On Sunday’s Sister Wives, Kody and Janelle Brown meet face to face for the first time in ages.
Robyn’s face journey truly says it all. Take a look:

Us Weekly got a hold of a Sister Wives sneak peek for the Sunday, December 7 episode.
One producer’s question gets a response out of Robyn Brown that is so eye-catching that we simply had to GIF it.
(And we did — you can see it below)
A producer asks Robyn: “How would you react if one of the ex-wives wanted to return?”
The prospect of a polygamist reconciliation sends Robyn on a singular face-journey.

Most of Robyn’s answer plays out on her face as she makes almost every conceivable expression in rapid succession.
However, alongside her face journey, she also answers in words.
“I would be very surprised,” Robyn admits.
As emotions spike, she adds: “I don’t even want to answer this.”
Her reluctance to answer, it turns out, stems from how she has not even alllowed herself to consider the possibility.

During the Sister Wives sneak peek, Robyn Brown admits that considering the possibility is “making me sad right now.”
Before this, she had not even entertained the notion, she claims.
“ …. like, [that] just open[ed] this little portal of hope and I’m just, like, I didn’t even think of that,” Robyn tells the camera.
“And now I’m just, like, what if?” she describes.
“And I’m going down that road,” Robyn expresses. “I can’t, I can’t.”

“I got to move away from that,” Robyn explains, “because I’ll fall apart and I can’t be on this set.”
She then goes on to tell the camera that, in her opinion, “hope is dangerous sometimes.”
Robyn tells viewers she believes that “hope is dangerous sometimes.”

There was probably a time when Meri would have given anything to get back with Kody.

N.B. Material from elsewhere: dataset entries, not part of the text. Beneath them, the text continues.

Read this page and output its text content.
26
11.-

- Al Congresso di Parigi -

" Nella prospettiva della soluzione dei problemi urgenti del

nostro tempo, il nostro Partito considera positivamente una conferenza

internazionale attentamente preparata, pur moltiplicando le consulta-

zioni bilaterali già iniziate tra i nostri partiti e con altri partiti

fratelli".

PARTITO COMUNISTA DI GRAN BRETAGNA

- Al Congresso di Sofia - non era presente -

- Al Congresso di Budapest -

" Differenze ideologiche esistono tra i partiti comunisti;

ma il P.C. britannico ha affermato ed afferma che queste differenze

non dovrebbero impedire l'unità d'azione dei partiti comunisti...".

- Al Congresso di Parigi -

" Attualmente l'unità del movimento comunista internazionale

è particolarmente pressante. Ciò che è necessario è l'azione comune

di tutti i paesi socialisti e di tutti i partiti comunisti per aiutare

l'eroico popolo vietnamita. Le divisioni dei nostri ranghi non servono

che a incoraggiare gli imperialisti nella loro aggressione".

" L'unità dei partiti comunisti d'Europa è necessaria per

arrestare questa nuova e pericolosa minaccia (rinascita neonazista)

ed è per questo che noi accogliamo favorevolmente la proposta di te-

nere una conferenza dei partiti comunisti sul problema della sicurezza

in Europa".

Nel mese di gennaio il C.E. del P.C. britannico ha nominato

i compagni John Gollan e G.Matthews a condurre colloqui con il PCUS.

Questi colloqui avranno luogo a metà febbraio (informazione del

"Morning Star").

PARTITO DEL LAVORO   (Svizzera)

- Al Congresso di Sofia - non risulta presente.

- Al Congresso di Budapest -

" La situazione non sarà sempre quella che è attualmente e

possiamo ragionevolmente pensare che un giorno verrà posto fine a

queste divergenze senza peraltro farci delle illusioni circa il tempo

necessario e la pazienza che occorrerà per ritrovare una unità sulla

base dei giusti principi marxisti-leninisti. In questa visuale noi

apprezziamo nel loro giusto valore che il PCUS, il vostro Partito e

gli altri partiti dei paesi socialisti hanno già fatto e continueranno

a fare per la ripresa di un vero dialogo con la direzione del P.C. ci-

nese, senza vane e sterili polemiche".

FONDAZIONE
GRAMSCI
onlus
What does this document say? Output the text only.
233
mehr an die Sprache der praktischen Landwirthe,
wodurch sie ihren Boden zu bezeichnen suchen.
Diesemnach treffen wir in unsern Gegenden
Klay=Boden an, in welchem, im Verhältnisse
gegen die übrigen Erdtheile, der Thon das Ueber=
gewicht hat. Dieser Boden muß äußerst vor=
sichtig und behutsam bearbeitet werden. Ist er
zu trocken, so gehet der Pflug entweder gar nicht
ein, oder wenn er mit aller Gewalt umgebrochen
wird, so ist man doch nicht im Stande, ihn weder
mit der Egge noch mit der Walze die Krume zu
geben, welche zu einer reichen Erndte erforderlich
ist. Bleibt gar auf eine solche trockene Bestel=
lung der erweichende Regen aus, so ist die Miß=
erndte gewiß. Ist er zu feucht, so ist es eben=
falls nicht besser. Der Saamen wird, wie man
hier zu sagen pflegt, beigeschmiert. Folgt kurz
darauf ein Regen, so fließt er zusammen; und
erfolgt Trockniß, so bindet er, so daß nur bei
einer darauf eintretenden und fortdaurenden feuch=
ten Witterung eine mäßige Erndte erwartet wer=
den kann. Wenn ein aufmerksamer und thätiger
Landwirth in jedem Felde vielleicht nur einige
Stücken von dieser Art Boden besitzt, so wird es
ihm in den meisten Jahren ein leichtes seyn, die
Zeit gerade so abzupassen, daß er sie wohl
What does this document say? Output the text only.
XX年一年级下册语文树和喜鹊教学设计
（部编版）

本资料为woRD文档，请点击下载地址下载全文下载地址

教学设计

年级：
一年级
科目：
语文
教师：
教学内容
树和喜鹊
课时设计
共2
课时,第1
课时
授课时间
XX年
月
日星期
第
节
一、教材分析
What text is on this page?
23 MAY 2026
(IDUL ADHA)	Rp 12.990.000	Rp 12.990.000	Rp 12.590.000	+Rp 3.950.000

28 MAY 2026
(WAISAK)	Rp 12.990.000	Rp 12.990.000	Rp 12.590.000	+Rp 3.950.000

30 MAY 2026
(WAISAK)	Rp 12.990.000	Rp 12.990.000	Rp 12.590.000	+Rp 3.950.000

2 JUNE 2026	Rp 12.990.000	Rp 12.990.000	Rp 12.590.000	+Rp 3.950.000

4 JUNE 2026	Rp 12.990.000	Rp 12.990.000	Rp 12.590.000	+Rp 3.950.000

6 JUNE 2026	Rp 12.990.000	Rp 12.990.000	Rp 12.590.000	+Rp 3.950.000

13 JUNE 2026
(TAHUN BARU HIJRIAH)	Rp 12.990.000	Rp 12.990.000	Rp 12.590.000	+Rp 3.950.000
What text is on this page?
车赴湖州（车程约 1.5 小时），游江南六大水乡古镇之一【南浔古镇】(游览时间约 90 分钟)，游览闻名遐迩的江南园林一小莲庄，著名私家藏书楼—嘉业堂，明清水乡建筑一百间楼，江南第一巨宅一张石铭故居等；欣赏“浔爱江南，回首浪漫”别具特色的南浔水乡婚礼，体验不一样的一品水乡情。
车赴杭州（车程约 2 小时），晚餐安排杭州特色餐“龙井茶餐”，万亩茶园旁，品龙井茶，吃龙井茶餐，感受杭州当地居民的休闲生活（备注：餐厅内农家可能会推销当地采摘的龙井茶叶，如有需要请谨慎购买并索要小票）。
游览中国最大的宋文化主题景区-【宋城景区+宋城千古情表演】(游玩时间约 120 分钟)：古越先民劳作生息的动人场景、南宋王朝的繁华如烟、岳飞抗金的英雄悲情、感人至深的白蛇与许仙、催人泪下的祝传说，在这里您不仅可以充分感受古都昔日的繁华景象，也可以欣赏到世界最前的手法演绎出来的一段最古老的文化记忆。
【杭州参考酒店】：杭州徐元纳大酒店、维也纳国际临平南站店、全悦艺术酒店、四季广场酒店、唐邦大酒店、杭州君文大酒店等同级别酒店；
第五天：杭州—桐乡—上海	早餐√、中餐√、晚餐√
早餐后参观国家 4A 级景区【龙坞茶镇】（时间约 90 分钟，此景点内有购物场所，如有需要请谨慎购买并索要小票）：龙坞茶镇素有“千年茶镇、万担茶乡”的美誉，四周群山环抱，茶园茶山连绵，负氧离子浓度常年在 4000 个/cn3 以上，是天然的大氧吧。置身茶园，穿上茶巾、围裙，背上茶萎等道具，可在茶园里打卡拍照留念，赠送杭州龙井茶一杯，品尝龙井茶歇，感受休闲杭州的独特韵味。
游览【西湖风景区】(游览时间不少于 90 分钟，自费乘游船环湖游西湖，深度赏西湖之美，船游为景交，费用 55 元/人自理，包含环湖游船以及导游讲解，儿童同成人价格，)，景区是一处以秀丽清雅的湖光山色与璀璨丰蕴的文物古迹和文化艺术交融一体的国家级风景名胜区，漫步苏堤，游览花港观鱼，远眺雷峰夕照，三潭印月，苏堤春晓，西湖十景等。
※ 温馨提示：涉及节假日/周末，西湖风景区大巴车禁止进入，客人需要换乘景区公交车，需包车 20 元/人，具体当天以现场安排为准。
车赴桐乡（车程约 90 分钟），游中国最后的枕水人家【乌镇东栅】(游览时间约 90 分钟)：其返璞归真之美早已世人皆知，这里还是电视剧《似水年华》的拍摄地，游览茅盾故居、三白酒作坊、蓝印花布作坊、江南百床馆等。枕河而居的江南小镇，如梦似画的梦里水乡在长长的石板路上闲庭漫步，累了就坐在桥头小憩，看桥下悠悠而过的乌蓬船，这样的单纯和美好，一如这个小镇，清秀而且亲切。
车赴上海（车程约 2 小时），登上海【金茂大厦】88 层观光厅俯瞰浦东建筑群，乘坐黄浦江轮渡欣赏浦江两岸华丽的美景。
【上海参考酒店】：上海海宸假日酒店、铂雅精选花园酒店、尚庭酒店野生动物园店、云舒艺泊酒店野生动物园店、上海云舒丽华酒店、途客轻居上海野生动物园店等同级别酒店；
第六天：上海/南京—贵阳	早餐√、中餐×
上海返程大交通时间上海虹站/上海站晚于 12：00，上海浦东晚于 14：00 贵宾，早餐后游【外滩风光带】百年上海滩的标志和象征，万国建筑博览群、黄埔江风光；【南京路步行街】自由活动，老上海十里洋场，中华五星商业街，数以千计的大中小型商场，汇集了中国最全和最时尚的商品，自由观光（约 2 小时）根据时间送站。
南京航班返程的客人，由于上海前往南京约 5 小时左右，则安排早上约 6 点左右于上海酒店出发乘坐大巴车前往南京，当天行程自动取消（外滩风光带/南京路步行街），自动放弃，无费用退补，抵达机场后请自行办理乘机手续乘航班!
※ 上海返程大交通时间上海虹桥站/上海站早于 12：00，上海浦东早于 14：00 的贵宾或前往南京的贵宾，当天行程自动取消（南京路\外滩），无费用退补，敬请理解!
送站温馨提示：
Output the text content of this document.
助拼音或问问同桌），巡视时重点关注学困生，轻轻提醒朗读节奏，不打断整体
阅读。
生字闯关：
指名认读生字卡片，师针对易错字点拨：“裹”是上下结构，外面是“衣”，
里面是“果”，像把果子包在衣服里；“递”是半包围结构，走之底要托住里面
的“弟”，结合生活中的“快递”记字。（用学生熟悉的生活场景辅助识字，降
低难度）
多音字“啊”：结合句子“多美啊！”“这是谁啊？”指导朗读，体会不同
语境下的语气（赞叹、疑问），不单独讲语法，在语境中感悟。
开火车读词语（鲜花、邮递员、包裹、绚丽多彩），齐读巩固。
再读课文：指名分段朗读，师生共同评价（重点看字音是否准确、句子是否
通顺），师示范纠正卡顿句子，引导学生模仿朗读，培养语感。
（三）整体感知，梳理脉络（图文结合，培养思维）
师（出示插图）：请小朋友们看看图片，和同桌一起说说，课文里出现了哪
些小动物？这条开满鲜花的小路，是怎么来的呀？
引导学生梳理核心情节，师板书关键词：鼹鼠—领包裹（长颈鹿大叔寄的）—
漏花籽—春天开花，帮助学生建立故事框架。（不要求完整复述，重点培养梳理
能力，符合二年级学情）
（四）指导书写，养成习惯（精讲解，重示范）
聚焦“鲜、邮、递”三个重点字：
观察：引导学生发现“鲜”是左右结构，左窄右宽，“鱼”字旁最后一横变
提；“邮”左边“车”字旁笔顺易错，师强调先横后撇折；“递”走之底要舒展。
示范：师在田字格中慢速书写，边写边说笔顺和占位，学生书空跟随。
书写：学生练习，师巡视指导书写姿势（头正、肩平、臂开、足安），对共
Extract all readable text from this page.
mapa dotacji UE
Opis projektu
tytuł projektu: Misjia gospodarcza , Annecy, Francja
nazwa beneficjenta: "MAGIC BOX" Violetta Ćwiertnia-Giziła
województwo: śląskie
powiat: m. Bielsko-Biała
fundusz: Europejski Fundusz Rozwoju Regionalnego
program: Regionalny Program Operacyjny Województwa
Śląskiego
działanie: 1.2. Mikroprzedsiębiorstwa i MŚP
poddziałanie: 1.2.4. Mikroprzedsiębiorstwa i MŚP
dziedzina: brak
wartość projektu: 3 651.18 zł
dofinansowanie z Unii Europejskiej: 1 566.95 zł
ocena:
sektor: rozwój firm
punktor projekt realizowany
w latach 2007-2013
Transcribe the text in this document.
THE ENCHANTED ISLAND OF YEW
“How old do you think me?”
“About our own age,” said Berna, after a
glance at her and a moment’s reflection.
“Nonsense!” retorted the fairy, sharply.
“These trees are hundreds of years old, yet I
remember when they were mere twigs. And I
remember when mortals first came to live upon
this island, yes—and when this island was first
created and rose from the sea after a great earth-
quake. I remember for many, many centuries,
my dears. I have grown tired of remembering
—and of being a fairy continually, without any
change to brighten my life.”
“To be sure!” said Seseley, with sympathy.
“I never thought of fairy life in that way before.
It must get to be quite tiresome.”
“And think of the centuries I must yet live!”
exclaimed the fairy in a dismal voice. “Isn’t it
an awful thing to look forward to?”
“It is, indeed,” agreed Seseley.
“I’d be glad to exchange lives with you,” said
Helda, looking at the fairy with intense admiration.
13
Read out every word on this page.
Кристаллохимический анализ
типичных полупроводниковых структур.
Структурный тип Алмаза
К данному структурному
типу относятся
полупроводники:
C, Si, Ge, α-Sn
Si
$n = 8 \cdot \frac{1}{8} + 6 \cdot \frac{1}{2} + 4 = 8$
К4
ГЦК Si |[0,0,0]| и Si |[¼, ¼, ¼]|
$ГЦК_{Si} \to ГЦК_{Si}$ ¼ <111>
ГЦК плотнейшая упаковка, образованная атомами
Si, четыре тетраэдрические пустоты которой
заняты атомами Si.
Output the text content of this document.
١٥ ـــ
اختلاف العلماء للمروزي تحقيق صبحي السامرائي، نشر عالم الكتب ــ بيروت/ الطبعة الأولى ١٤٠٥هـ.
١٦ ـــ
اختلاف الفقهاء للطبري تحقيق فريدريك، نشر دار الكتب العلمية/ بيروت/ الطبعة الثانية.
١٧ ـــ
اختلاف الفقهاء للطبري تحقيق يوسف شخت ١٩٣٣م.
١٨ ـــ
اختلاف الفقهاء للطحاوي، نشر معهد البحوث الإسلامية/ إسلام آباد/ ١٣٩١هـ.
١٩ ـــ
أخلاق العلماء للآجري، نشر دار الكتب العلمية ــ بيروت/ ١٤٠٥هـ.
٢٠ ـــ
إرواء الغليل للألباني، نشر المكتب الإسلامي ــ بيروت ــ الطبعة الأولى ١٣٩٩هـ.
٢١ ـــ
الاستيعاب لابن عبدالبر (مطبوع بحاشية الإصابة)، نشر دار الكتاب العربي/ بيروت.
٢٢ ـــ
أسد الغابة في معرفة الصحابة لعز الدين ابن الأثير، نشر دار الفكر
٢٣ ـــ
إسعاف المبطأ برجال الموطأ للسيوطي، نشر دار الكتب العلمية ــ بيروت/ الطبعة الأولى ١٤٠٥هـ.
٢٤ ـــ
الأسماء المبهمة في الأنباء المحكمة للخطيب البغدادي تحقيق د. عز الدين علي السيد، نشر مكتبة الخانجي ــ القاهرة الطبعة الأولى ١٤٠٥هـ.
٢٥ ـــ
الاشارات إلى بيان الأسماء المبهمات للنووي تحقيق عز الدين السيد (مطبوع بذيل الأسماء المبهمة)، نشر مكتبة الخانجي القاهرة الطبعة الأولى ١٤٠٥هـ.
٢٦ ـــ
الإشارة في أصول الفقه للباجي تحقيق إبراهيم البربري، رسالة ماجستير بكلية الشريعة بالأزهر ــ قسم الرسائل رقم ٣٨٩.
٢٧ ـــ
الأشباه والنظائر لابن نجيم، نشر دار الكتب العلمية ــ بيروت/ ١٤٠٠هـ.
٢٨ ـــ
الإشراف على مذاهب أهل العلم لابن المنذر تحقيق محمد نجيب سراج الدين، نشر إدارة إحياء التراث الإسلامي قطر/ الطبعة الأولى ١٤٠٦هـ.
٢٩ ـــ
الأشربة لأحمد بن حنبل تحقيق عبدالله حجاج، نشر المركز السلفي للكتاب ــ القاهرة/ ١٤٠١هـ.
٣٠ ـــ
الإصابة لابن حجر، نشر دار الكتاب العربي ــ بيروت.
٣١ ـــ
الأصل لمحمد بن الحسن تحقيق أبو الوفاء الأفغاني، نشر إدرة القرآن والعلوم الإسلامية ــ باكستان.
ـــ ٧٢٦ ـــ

He iced her out long before Christine and Janelle left.
But Christine has not only moved on, but she has remarried. And she’s actually with a man who loves her and who her kids like.
Janelle hasn’t moved on quite so thoroughly. But she has put Kody behind her in every sense, moving to Raleigh to live near multiple children and grandchildren.
So, no, we don’t think that Robyn Brown has any reason to “hope” that the polygamist family will be back together.
Kody is a failed polygamist. Sister Wives is a documentary about the slow, simultaneous death of three marriages.